My father had offered himself to my mother at the same age. In Kottbus I was treated with the respect due to a man, but at home I was still "the boy," and the youngest of us three "little ones." Ludo, as a lieutenant, had a position in society, while I was yet a schoolboy. Amid these surroundings I realized how hasty and premature my intention had been. Only four of us came to keep Christmas at home, for Martha now lived in Dresden as the wife of Lieutenant Baron Curt von Brandenstein, the nephew of our Aunt Sophie's husband.
Her wedding ceremony in the cathedral was, of course, performed by the court-chaplain Strauss.

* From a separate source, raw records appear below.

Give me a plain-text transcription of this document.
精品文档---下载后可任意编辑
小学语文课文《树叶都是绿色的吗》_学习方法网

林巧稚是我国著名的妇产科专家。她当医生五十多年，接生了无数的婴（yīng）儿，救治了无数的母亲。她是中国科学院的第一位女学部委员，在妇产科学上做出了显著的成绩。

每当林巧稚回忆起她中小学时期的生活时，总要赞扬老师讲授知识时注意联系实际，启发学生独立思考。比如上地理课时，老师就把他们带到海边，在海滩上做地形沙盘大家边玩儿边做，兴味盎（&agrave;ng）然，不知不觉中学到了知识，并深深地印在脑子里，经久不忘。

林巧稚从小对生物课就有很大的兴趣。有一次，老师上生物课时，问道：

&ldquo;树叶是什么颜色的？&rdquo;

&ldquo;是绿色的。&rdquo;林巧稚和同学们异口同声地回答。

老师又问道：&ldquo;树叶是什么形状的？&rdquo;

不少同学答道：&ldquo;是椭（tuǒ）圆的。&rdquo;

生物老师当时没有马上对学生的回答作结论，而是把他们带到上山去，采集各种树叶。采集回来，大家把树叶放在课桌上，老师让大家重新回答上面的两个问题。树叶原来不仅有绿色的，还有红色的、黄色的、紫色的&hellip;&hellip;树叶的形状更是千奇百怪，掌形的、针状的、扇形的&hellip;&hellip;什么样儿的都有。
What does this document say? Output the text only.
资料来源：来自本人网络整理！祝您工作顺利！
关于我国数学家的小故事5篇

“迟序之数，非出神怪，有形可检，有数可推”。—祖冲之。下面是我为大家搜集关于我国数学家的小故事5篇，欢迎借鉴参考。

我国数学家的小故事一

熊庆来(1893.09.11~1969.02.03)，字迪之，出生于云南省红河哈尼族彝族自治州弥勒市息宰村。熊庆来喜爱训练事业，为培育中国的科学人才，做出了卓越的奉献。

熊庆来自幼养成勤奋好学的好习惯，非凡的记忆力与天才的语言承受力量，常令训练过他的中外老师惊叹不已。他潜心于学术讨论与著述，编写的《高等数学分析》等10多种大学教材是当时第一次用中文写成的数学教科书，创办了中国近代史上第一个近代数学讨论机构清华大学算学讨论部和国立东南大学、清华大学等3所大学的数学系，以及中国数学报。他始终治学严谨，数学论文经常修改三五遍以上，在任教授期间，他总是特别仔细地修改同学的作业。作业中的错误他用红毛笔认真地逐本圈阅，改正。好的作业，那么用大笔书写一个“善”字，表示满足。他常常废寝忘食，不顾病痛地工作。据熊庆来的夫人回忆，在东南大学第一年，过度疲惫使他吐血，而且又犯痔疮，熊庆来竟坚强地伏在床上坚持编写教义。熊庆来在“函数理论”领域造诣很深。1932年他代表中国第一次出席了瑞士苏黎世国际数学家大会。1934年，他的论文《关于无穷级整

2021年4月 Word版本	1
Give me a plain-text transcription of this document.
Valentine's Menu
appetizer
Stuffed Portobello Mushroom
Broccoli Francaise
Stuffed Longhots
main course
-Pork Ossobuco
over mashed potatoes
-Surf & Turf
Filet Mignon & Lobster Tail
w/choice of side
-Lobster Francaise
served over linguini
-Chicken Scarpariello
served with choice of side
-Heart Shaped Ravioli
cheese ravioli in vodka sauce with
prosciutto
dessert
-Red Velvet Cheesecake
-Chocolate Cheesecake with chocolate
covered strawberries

My grandmother had died, but my Aunt Sophie still lived in Dresden, and spent her summers in Blasewitz.
Her hospitable house always afforded an atmosphere very stimulating to intellectual life, so I spent more time there than in my mother's more quiet residence at Pillnitz. I had usually passed part of the long--or, as it was called, the "dog-day"-- vacation in or near Dresden, but I also took pleasant pedestrian tours in Bohemia, and after my promotion to the senior class, through the Black Forest. It was a delightful excursion! Yet I can never recall it without a tinge of sadness, for my two companions, a talented young artist named Rothermund, and a law student called Forster, both died young.